User seit: 25.08.2006
Beiträge: 3171

BeitragVerfasst am: 20.10.2006 14:51    Titel: Rosetta (BEL/F 1999, J.-P. & L. Dardenne) Antworten mit Zitat

gesehen am 06.10.2006 (DVD); 5/5

Gerne verdrängen wir Gedanken an jene «ganz unten», die nichts haben, nichts können und nichts sind, außer vielleicht Ziffern in einer Statistik. Luc und Jean-Pierre Dardenne geben einer solchen Ziffer Namen und Gesicht: Rosetta lebt mit ihrer alkoholsüchtigen Mutter in einem Wohnwagen irgendwo mitten und doch am Rand der ersten Welt. Ihr Alltag hat keine Höhepunkte, sondern wird dominiert vom nackten Kampf ums Überleben. Daneben hat nichts Platz, nicht einmal den «Luxus» einer Freundschaft kann sie sich leisten. Auf ihrer verzweifelten Suche nach Arbeit zögert sie keinen Moment, dem ihr zugeneigten Riquet die Seine abspenstig zu machen.

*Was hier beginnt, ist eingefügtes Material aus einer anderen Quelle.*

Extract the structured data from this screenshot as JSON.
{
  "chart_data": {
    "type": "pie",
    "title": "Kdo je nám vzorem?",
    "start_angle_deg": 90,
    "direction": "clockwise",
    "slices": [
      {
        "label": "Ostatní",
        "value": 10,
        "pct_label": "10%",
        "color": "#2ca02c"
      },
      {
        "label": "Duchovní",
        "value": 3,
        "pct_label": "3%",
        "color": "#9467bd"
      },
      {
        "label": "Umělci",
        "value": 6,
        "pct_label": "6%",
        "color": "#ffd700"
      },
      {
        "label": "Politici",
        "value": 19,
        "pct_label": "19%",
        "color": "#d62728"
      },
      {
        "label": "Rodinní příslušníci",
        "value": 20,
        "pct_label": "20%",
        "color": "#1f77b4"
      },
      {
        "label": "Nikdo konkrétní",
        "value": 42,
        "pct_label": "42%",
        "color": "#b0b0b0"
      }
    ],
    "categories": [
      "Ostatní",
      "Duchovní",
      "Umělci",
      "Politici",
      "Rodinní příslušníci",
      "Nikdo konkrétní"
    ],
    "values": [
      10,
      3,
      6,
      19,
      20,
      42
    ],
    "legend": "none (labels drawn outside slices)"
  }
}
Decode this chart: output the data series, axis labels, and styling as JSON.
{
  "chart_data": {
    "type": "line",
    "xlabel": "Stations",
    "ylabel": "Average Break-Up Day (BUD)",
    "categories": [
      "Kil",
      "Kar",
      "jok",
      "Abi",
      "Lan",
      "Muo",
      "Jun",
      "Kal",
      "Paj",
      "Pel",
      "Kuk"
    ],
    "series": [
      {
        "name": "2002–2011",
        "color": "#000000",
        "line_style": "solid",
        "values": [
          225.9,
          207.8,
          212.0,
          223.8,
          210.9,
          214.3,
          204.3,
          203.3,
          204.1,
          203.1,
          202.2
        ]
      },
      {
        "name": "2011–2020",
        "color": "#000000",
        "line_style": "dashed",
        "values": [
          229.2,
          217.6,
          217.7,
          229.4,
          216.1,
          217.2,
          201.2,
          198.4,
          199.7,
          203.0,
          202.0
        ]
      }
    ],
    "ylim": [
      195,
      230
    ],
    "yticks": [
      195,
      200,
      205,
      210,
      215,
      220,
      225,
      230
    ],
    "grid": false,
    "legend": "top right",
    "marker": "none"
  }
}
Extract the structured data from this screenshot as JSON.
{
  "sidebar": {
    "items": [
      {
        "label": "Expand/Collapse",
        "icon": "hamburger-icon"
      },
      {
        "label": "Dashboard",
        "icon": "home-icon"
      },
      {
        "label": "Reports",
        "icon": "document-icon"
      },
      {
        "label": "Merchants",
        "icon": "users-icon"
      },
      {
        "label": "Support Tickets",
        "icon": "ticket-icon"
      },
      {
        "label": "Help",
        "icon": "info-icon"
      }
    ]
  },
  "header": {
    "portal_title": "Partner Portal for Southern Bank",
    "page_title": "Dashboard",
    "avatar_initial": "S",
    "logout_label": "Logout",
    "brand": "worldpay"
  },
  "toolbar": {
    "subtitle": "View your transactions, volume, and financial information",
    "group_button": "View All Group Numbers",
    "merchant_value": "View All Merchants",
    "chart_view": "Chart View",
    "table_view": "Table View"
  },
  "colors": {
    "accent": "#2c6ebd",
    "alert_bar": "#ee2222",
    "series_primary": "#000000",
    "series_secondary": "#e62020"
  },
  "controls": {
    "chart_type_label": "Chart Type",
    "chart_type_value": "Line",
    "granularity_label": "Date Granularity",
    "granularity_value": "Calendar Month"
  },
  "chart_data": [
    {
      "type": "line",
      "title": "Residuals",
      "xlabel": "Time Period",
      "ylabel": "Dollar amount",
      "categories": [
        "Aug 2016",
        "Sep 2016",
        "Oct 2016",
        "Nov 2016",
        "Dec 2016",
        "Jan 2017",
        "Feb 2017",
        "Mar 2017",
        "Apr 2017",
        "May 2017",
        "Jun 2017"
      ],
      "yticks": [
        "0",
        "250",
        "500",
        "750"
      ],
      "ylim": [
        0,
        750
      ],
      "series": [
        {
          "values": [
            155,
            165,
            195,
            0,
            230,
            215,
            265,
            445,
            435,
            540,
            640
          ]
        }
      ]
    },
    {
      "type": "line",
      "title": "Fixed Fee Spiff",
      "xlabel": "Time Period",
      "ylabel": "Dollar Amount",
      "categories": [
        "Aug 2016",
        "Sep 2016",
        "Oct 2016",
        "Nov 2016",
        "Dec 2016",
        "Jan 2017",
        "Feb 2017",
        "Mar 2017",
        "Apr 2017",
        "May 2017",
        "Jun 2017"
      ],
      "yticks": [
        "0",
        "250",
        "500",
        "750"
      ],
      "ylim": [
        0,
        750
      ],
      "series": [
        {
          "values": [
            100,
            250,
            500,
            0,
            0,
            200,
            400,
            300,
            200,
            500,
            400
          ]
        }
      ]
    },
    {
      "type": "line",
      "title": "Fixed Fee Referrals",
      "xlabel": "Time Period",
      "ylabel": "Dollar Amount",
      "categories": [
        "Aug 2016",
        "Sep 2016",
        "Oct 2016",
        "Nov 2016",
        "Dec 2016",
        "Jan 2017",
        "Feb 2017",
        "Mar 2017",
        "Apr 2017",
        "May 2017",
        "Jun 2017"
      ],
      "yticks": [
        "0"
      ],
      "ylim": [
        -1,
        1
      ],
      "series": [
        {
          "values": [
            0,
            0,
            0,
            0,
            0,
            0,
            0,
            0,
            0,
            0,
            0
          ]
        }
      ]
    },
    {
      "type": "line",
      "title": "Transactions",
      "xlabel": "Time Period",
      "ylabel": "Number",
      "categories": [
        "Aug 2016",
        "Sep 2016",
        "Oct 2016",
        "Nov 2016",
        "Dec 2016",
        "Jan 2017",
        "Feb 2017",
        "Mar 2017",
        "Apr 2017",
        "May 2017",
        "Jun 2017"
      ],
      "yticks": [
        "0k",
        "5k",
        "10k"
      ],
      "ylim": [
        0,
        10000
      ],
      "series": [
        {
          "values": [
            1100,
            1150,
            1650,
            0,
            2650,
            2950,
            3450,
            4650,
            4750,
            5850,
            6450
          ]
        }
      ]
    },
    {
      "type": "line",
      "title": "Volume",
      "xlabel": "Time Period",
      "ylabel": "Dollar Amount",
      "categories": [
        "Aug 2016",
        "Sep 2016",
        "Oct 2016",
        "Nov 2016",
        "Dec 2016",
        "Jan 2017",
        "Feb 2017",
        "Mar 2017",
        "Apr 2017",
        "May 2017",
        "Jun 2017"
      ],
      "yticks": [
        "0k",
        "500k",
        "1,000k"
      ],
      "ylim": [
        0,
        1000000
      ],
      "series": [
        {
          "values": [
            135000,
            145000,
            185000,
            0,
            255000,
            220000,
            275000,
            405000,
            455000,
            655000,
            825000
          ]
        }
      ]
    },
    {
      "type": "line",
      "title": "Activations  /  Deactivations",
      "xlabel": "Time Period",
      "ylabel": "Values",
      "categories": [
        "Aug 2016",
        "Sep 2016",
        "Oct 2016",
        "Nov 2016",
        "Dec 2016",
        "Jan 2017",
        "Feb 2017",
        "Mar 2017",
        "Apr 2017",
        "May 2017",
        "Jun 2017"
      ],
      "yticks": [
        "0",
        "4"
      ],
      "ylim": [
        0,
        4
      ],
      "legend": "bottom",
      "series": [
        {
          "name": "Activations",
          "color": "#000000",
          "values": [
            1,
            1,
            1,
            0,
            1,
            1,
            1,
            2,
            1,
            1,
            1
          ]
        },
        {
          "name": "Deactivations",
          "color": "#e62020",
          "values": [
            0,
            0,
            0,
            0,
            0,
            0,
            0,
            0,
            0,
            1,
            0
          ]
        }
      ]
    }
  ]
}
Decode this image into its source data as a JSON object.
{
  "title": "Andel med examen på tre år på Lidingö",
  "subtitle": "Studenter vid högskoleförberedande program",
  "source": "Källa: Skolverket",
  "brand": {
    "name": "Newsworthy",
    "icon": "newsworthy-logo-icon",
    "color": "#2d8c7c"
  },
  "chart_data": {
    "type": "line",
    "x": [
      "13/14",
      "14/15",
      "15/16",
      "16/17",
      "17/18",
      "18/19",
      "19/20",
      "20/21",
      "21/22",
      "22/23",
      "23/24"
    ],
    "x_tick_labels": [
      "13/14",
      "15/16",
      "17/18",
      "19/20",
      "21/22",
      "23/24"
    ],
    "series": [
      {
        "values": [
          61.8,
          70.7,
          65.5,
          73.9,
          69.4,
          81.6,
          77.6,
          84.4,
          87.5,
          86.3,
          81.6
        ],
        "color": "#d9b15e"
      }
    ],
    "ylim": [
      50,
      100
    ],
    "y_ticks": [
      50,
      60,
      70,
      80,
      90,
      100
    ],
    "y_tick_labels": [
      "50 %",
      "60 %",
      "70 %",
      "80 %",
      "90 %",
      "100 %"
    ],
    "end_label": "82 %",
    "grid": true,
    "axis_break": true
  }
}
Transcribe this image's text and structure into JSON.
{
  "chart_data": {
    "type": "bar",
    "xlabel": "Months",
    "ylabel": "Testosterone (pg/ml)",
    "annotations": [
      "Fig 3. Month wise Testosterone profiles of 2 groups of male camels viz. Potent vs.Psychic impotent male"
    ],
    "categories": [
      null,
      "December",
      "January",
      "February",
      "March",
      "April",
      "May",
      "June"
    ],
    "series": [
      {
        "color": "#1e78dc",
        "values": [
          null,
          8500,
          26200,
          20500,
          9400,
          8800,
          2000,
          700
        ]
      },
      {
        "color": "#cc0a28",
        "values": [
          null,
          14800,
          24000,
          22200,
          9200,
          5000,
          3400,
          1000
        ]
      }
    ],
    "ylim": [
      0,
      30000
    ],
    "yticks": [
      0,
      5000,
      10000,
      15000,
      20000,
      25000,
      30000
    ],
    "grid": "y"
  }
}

Die Brüder Dardenne haben sich in Belgien (und im europäischen Film) vor allem mit ihren mittlerweile über 50 Dokumentarfilmen einen Namen gemacht. Sie widmen sich gerne sozialen Extremen, so erstaunt die Themenwahl ihres vierten Spielfilms wenig. Die Kamera rennt gewollt holpernd und stolpernd mit Rosetta durch einen düsteren Film, macht so die Zuschauer zu Zeugen. Der Film ist eine bittere Pille, kommt aber ganz ohne erhobenen Zeigefinger aus. Er regt zum Nachdenken an, die Dardennes spielen sich aber nicht zu Moralaposteln auf, sondern überlassen gekonnt alles weitere den Zuschauern. Die Rechnung geht auf: Der Schreck sitzt umso tiefer.

"Rosetta" ist Kino, wie es ungeschwätziger kaum denkbar ist: Das Gesprochene, die Anzahl der Einstellungen, die Charakterisierung der wenigen Figuren sind auf das Notwendigste eingedampft. Keine Offmusik ertönt, ein wackliges Schlagzeugsolo aus einem schabbrigen Rekorder muss genügen. Der Film lebt durch Weglassen, seine Bewegung und sein Bewegendes entsteht in den Aussparungen. Und nicht, daß "Rosetta" uns irgendetwas ersparte: die Geschichte vom arbeitslosen white trash im belgischen Niemandsland, die Geschichte vom bitteren Verrat einer Freundschaft, die Geschichte vom Vor-die-Hunde-gehen einer Persönlichkeit sind glasklar und glashart durcherzählt. Ohne Abtönung, ohne Sollbruchstelle.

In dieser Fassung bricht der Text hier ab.